前回は、「効果的な保湿の仕方」をお伝えしました。
顔の保湿に比べて、足の保湿は後回しにされがちです。その結果、忘れられていることも多くあります。しかし、足の保湿は非常に大切です。
高齢者にとって、「足のスキンケア」は「転倒予防フットケア」と言い換えることができることを再度お伝えし、今回は「高齢者の浮腫(むく)みについて」についてお話ししたいと思います。
〈浮腫とは〉
まずは「浮腫みとは何か?」を考えてみましょう。
体液は細胞外液と細胞内液に分けられます。そして、細胞外液は血管内の血漿と血管外の組織間液(間質液)に分けられますが、この組織間液が異常に増加した状態」を浮腫(ふしゅ・むくみ)といいます。わかりやすく言えば、「血管内の水分が血管外に漏出し、皮膚の下にある組織に余分な水分がたまっている状態」です。
組織間液が1~2L以上増加すると「むくみ」として自覚され、その出現部位により全身性と限局性に分類されます。
浮腫の原因は様々ですが、心臓から送り出された血液がうまく循環しないと起こりやすく、特に下肢の血液を心臓に戻すポンプであるふくらはぎの筋肉を動かすことが重要になってきます。

下肢の浮腫については、すねを親指などでしばらく押し、そこに生じた圧痕(くぼみ)の様子で確認できます。少し時間が経ってくぼみが戻るようであればほぼ心配はありませんが、くぼんだままの状態(圧痕性浮腫)であれば、主治医に相談したほうがよい場合もあります。
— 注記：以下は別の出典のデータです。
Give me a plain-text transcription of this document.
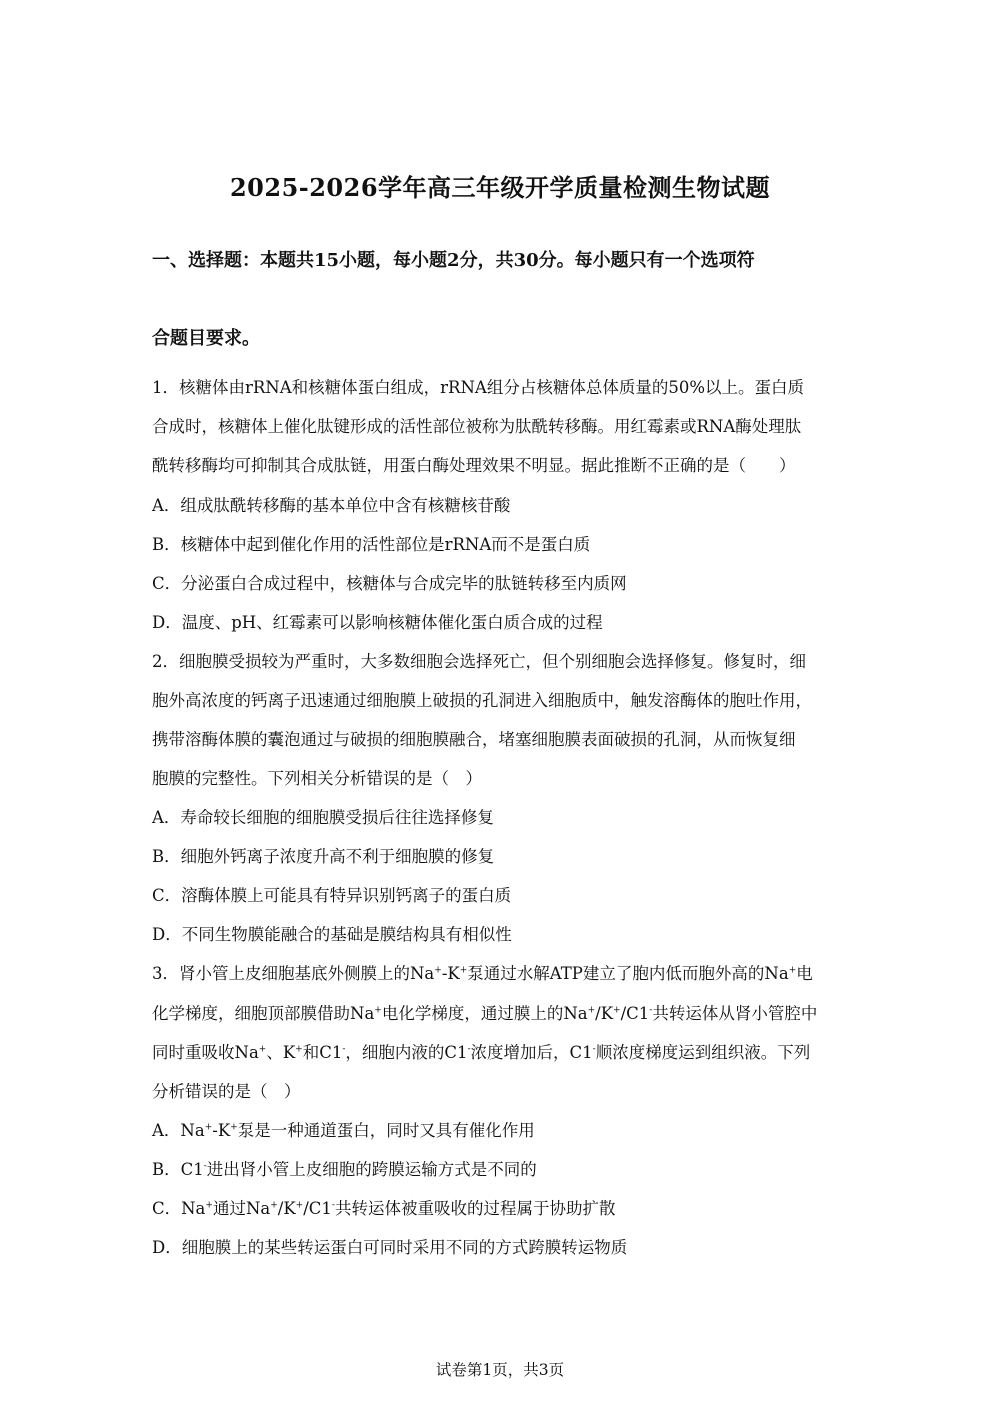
2025-2026学年高三年级开学质量检测生物试题
一、选择题：本题共15小题，每小题2分，共30分。每小题只有一个选项符
合题目要求。
1．核糖体由rRNA和核糖体蛋白组成，rRNA组分占核糖体总体质量的50%以上。蛋白质
合成时，核糖体上催化肽键形成的活性部位被称为肽酰转移酶。用红霉素或RNA酶处理肽
酰转移酶均可抑制其合成肽链，用蛋白酶处理效果不明显。据此推断不正确的是（　　）
A．组成肽酰转移酶的基本单位中含有核糖核苷酸
B．核糖体中起到催化作用的活性部位是rRNA而不是蛋白质
C．分泌蛋白合成过程中，核糖体与合成完毕的肽链转移至内质网
D．温度、pH、红霉素可以影响核糖体催化蛋白质合成的过程
2．细胞膜受损较为严重时，大多数细胞会选择死亡，但个别细胞会选择修复。修复时，细
胞外高浓度的钙离子迅速通过细胞膜上破损的孔洞进入细胞质中，触发溶酶体的胞吐作用，
携带溶酶体膜的囊泡通过与破损的细胞膜融合，堵塞细胞膜表面破损的孔洞，从而恢复细
胞膜的完整性。下列相关分析错误的是（　）
A．寿命较长细胞的细胞膜受损后往往选择修复
B．细胞外钙离子浓度升高不利于细胞膜的修复
C．溶酶体膜上可能具有特异识别钙离子的蛋白质
D．不同生物膜能融合的基础是膜结构具有相似性
3．肾小管上皮细胞基底外侧膜上的Na+-K+泵通过水解ATP建立了胞内低而胞外高的Na+电
化学梯度，细胞顶部膜借助Na+电化学梯度，通过膜上的Na+/K+/C1-共转运体从肾小管腔中
同时重吸收Na+、K+和C1-，细胞内液的C1-浓度增加后，C1-顺浓度梯度运到组织液。下列
分析错误的是（　）
A．Na+-K+泵是一种通道蛋白，同时又具有催化作用
B．C1-进出肾小管上皮细胞的跨膜运输方式是不同的
C．Na+通过Na+/K+/C1-共转运体被重吸收的过程属于协助扩散
D．细胞膜上的某些转运蛋白可同时采用不同的方式跨膜转运物质
试卷第1页，共3页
寝たきりの方の場合は、背中や仙骨部に浮腫が見られる場合もありますので、清拭や入浴介助の際に全身を観察してみてください。
〈浮腫の原因〉
①病気によるもの
心臓や静脈、リンパ管や腎臓・肝臓など、血流に関わる臓器の病気
②薬によるもの
降圧剤や向精神薬、一部の漢方薬の副作用
③その他に考えられる原因
長時間の立ちっぱなしや歩きっぱなしによる筋肉の疲労、睡眠不足などの自律神経の乱れ、暴飲暴食や飲酒、ストレスなど
高齢者の場合はすべて当てはまりますが、「③その他に考えられる原因」の中に「廃用性浮腫」が入ってきます。「廃用性浮腫」とは、いわゆる下肢の筋肉を動かさないことにより起こる浮腫です。
先に、下肢の血液を心臓に戻すためにふくらはぎの筋肉を動かすことが重要であることをお伝えしました。要介護状態になり、立ったり歩いたりすることが少なくなってしまうと、ふくらはぎのポンプがうまく作用せず、足やふくらはぎにむくみが生じる廃用性浮腫の状態になってしまうのです。

〈浮腫の治療〉
病気が原因である場合、薬が原因である場合は、医師の指示を受けてしっかりとケアをしていきます。
服薬や尿量のチェック、食事指導などが必要となりますので、自己判断は決してしないようにしましょう。
その他の原因がある場合は、原因自体がわからないことも多いですが、こちらも自己判断は禁物です。前回の保湿ケアでもお伝えしたように、強く揉んだりせず、足浴で足を温めたり、温かいタオルで清拭を行ったり、末梢から優しくなでるように保湿ケアを行ったりするとよいでしょう。
介護現場で浮腫を発見した時には、必ず「疾患によるものかそうでないか」の確認が必要です。基礎疾患や既往歴など確認し、主治医に指示を受けるようにしてください。浮腫む理由は必ずあります。
また、疾患によるものではない場合は運動不足によることも多いので、下肢を動かすリハビリやレクリエーションなども取り入れて頂ければと思います。
繰り返しになりますが、介助の範囲でできるケアを通じて、その方が安心・安全・安楽に生活できる足の状態にしていくことが第一です。
次回は、「高齢者の浮腫(むく)みについて~応用編~」として、浮腫のある方への足の運動についてお話したいと思います。